(last edited on April 29, 2014 at 1:30 am)
Buddy Sean asked me about choosing fonts for software development. “What is a good legible font for software? Where do you find out more information about this? Is there a developer kit you can buy or download?”
When it comes to software font use, you should look for fonts that are designed for the screen. They are heavily “hinted” to display well at various common sizes like 9pt through 14pt. An ordinary font purchased for print work will not look consistently good at small size in a GUI application. You want either a bitmapped screen font (somewhat rare these days), or a “new media” font designed for screen use in TrueType or OpenType format. Bitstream has an example of the difference.
Now you have two options:
Option 1. Use What’s Already Installed
If you’re designing for Windows software development, you can rely on the built-in high-quality screen fonts such as Arial, Tahoma, Georgia, Trebuchet MS, Verdana, Courier New, and Times New Roman. Not all of them are installed depending on your version of Windows, so you may have to track down the original vendors. You can double-click the font list in the Windows Fonts Control Panel…Arial, for example, is licensed from AgfaMonotype.
The Microsoft Typography site has a listing of what fonts are included with what Microsoft products.
If you’re designing for both Macintosh and Windows, many of the fonts above are already installed because Microsoft Internet Explorer for Mac has been installed by default in Mac OS 9 through Mac OS 10.3. For advanced users who have chosen not to install Internet Explorer, those fonts may not be available. It’s also possible that Internet Explorer will go away from future versions of the Mac OS.
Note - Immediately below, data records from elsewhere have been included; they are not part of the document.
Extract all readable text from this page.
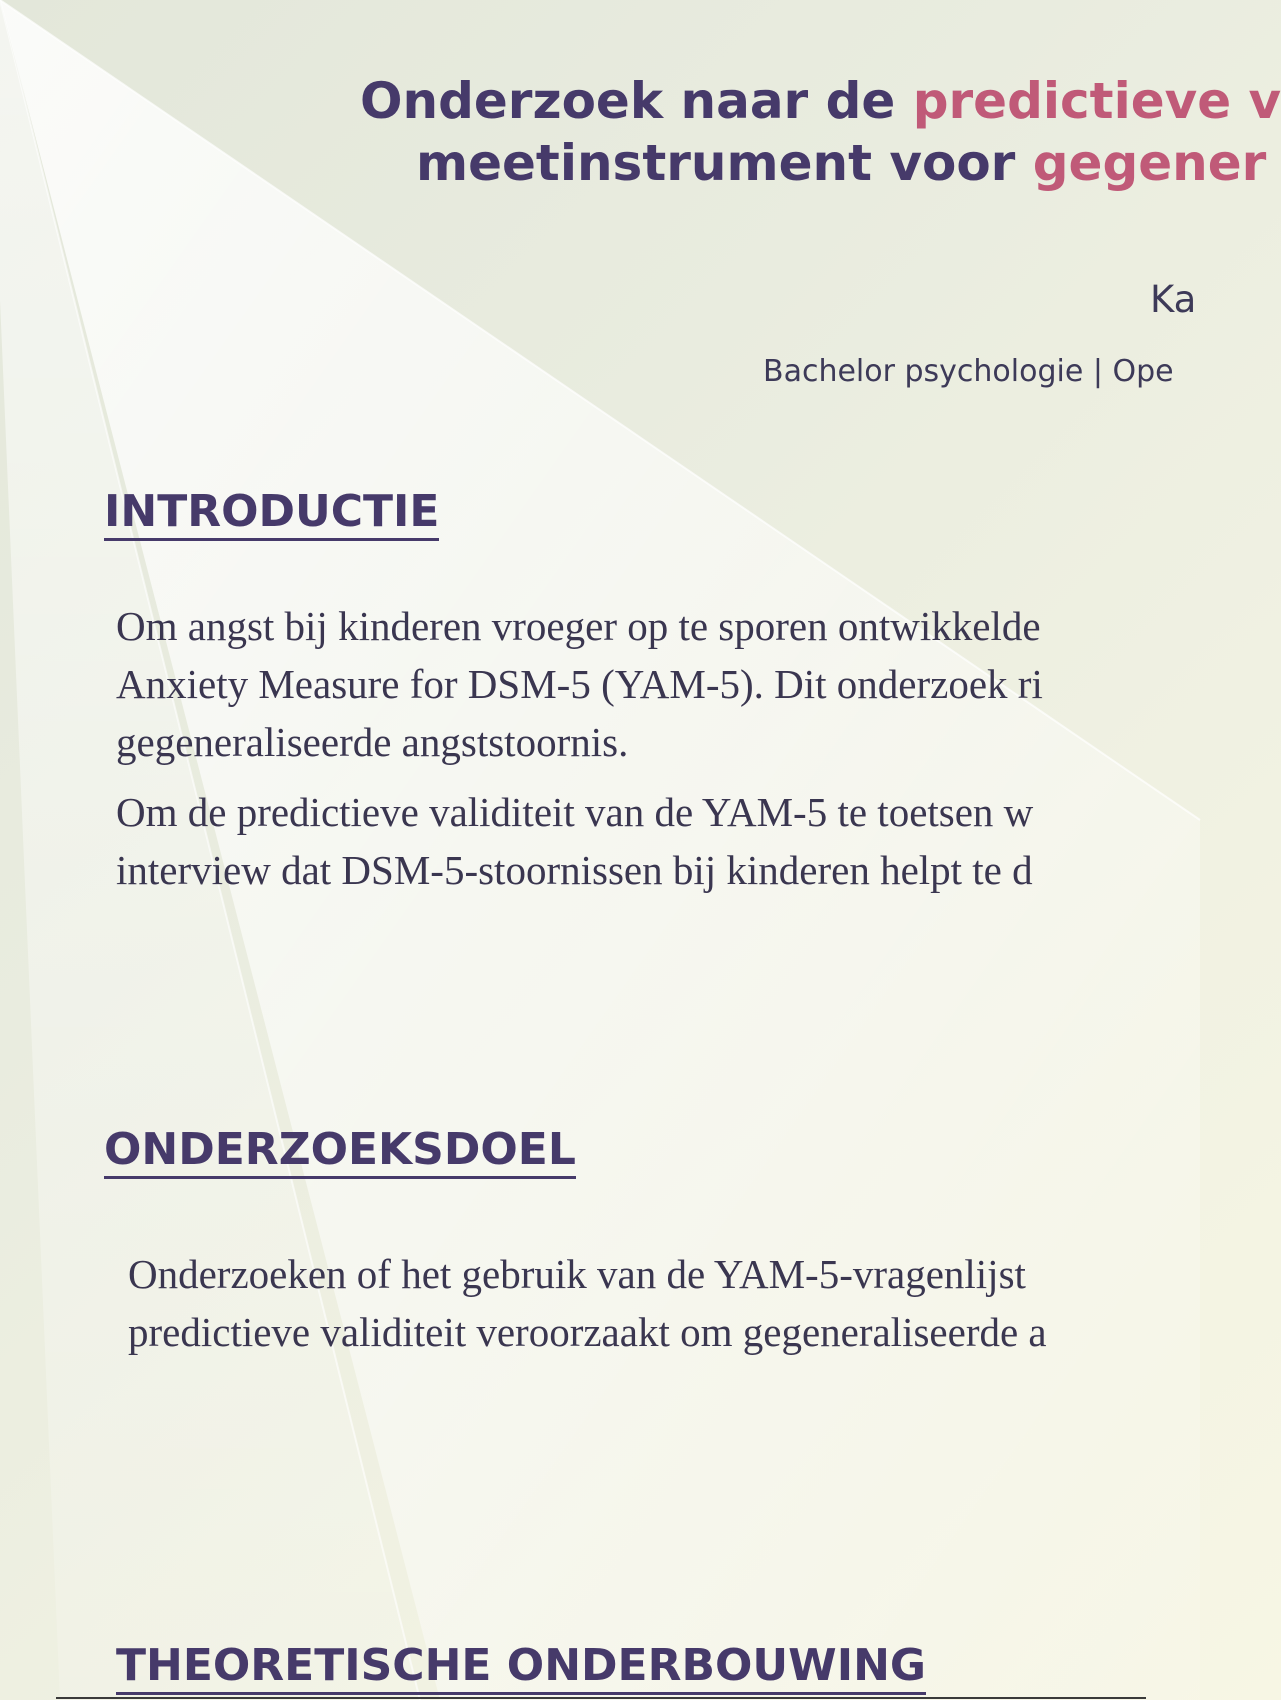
Onderzoek naar de predictieve v
meetinstrument voor gegener
Ka
Bachelor psychologie | Ope
INTRODUCTIE
Om angst bij kinderen vroeger op te sporen ontwikkelde
Anxiety Measure for DSM-5 (YAM-5). Dit onderzoek ri
gegeneraliseerde angststoornis.
Om de predictieve validiteit van de YAM-5 te toetsen w
interview dat DSM-5-stoornissen bij kinderen helpt te d
ONDERZOEKSDOEL
Onderzoeken of het gebruik van de YAM-5-vragenlijst
predictieve validiteit veroorzaakt om gegeneraliseerde a
THEORETISCHE ONDERBOUWING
Option 2. License Fonts and Include with your Installer
You also have the option of licensing fonts for your applications, and including them as part of the install. I’ve not gone this route personally, but there are developer resources at AgfaMonotype. …check out the ISV (Independent Software Developer) fonts. Another competitor is Bitstream, which offers similar solutions for developers.
Miscellania
If you’re designing for internationalization, you need to look a little deeper into which fonts offer unicode support. This is the kind of thing that a developer needs to go after… in general, you’ll lose typographic control because your options are limited in the other languages. Internationalization is a whole ‘nother ball of wax.
I’m curious whether fonts optimized for Flash, are also suitable for general application development. A lot of these are designed to be precise at 5 to 12 pixels in height, which is really small on a modern screen. They might be OK for labeling, applications that “look cool” like games, or devices that run at 800×600 or smaller. Legibility would be difficult at higher resolutions.
There are also old font formats that are completely converted for screen use at a specific size…Mac users may remember “screen fonts”. It’s been a long time since I’ve seen any, but I know applications like Photoshop and specialized software like terminal emulators use them.
If you want to get extra fancy, there’s a technology called Saffron you can license from Mitsubishi, that promises excellent legibility without a lot of hinting and kerning BS. The next version of Flash Player (version 8) apparently uses this. This is a more specialized application though, than your typical windows app. Would be interesting for games or bitmapped screen devices.
1 Comment
David,
I have searched in vain to a screen font problem I am having and thought I could turn to you since your blog posting about that subject.
Default screen font for Wikipedia and Google Map labels is Binner. It is such a hard font to read. I wasn’t always this way, but I don’t know what happened and I don’t know what font is missing to otherwise change it back. I’m guessing that the original (default) screen font was Arial but I have that in my library. I can send you some screen shots if it would help to identify what’s going on.